Isso porque os principais sintomas da crise sanitária – como inflação, desemprego e déficit de aulas nas escolas – afetaram mais a população de menor renda, ampliando a desigualdade, a distância entre ricos e pobres. A pandemia atinge o presente e o futuro das classes D e E, que compõem 51% dos lares no país, dizem economistas. Essa parcela perde hoje mais emprego e renda e sofre com a inflação. No futuro, terá dificuldade extra para acessar o mercado de trabalho, após dois anos de menos aulas nas escolas públicas.
Os reajustes de preços nos últimos dois anos foram mais intensos nos itens essenciais da cesta básica, como alimentos, energia elétrica e combustíveis. Quanto menor a renda da família, maior o peso que esses produtos têm no orçamento. “A inflação é mais alta nos itens essenciais, e isso de fato piora relativamente mais a situação das famílias de classes mais baixas”, observa Ronaldo Souza Júnior, diretor de estudos e políticas macroeconômicas do Ipea. “O mercado de trabalho já vem passando por uma transformação, com o avanço da economia digital sobre atividades tradicionais. Esse uso cada vez maior de tecnologia exige profissionais mais qualificados.

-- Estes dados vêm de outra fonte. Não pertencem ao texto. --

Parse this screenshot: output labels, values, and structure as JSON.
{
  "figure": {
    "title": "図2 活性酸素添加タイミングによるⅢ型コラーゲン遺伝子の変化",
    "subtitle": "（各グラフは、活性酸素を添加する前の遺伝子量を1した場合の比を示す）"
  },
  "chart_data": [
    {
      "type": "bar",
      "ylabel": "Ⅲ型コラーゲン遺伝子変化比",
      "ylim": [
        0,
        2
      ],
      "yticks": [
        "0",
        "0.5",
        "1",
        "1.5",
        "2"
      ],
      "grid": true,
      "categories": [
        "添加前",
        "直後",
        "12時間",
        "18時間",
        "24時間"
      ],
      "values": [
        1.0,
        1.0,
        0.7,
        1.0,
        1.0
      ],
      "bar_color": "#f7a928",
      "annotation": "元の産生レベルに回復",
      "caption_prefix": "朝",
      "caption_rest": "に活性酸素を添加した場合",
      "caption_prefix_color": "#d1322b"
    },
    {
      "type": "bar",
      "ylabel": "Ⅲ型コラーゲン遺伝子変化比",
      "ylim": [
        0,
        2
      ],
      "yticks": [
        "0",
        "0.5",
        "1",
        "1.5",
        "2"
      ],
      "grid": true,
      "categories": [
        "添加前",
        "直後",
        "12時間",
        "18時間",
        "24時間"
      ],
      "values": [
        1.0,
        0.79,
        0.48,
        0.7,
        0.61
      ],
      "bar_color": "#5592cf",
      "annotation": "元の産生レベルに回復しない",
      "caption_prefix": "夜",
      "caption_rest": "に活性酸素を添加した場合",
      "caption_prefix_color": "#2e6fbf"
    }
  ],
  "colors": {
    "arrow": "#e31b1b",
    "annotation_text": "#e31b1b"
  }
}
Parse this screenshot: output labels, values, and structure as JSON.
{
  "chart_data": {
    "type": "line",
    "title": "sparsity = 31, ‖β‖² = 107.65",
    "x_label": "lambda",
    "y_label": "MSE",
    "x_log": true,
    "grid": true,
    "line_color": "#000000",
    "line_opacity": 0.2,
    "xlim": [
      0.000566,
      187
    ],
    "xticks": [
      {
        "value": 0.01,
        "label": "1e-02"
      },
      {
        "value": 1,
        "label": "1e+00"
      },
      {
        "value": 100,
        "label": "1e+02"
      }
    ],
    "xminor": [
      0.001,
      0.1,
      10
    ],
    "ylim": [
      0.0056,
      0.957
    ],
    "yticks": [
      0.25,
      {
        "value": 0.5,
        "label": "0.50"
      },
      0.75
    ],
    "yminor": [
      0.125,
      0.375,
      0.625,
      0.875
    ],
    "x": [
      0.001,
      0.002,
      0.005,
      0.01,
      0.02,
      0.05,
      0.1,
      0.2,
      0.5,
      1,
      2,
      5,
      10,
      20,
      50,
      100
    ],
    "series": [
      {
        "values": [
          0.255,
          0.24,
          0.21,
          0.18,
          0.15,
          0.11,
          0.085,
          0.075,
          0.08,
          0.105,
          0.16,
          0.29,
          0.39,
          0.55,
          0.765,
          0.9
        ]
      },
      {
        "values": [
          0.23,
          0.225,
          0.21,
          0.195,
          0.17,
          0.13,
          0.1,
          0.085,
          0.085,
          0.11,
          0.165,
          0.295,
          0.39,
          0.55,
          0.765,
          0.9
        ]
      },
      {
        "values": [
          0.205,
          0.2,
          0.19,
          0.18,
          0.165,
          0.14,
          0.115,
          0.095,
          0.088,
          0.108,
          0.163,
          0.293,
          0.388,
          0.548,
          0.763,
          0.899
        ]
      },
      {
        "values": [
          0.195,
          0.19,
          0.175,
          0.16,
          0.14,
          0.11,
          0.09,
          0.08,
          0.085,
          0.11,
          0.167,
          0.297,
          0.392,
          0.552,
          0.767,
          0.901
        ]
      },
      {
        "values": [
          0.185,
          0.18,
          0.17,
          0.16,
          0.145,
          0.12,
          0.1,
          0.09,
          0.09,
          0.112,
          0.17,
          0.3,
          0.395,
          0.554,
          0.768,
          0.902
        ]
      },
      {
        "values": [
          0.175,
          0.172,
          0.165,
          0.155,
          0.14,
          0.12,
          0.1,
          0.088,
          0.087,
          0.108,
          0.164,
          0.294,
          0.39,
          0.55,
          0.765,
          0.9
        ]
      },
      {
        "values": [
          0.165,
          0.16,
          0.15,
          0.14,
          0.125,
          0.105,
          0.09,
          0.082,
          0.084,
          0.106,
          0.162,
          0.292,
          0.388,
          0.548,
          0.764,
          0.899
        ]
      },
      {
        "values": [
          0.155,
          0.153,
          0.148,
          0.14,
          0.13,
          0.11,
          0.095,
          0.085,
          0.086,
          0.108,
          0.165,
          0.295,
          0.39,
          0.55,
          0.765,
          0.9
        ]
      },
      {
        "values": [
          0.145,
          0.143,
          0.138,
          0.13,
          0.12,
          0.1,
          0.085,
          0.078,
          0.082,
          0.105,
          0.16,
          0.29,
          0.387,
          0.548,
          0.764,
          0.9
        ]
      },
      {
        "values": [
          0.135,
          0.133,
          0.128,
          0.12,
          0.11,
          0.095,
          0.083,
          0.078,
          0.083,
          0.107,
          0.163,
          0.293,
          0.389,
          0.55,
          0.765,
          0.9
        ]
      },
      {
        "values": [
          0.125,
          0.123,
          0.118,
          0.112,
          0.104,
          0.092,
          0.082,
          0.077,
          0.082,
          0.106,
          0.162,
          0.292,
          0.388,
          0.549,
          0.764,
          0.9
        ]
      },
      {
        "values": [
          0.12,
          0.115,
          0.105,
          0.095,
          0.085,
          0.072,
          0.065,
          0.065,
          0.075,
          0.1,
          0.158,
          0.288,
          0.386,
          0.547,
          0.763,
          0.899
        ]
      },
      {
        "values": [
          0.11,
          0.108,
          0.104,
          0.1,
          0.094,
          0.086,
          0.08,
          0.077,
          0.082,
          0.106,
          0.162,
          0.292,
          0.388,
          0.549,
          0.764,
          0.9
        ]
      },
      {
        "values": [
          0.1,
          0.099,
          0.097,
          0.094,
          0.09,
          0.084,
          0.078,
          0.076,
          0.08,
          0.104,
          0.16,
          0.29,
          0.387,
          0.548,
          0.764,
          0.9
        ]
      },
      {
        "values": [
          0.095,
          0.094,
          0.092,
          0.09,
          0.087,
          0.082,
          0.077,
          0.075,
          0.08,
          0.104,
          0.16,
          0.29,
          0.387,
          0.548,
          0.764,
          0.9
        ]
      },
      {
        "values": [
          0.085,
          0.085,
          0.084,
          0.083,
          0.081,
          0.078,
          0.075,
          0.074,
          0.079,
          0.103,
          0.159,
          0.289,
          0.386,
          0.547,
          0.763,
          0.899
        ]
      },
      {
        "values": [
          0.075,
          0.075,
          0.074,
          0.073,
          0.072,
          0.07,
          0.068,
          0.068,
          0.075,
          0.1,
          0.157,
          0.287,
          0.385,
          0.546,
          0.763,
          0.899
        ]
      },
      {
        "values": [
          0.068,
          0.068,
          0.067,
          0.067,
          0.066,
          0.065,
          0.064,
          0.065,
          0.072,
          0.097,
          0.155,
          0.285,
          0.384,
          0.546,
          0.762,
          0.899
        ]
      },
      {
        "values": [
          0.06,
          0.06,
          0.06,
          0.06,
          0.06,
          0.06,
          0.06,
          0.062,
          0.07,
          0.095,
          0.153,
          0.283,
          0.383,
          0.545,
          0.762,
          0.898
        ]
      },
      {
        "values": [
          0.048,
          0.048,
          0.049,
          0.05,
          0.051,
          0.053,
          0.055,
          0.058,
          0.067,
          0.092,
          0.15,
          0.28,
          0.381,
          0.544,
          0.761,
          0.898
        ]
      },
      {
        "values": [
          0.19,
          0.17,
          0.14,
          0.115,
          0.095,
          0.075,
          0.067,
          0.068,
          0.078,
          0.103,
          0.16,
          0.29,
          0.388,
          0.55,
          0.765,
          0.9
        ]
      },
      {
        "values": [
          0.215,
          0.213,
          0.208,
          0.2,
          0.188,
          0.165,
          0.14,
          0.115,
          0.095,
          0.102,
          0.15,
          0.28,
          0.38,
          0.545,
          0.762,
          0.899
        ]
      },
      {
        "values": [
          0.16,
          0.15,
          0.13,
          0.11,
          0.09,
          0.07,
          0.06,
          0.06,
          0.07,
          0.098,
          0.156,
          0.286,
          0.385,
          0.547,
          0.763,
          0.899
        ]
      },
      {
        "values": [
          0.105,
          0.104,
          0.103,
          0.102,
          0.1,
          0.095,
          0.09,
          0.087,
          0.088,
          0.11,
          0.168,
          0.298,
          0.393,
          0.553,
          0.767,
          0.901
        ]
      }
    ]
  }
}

A pandemia acelerou essa tendência, e a parcela da população com baixa escolaridade é a mais afetada por essa transição”, conclui.
Economistas também acreditam que a pobreza e a extrema pobreza no Brasil só não explodiram até agora por causa das políticas de transferência de renda, como o Auxílio Emergencial e o Auxílio Brasil. Segundo eles, com incertezas sobre o modelo dos programas após o fim de 2022, pode haver aumento da desigualdade.
“Além dos indicadores econômicos, vimos situações na economia que mostram a forte queda de renda dos mais pobres. Quando um supermercado passa a vender ossos que antes eram descartados é porque percebeu que as famílias que compravam carne perderam muito poder aquisitivo”, diz André Roncáglia, economista e professor da Universidade Federal de São Paulo – Unifesp.
Por isso, é fundamental que os governos no Brasil tenham políticas de redução da desigualdade, afirmam economistas de diferentes escolas e tendências de formação. Segundo eles, isso passa por programas de distribuição de renda – como o Auxílio Brasil –, por investimentos na educação pública, em especial nos ensinos básico e fundamental, por iniciativas de qualificação e inserção profissional de jovens e, ainda, por instrumentos de apoio social, como auxílio-creche, para que as mães de famílias mais pobres possam ter acesso a formação e empregos. Idealmente, precisamos de uma mudança estrutural no volume de transferências de renda no Brasil. A pandemia até aumentou a pressão por isso. É preciso ter uma discussão para ampliar os programas de renda e não apenas para um ano específico”, defende Daniel Duque, economista e pesquisador do Ibre/FGV.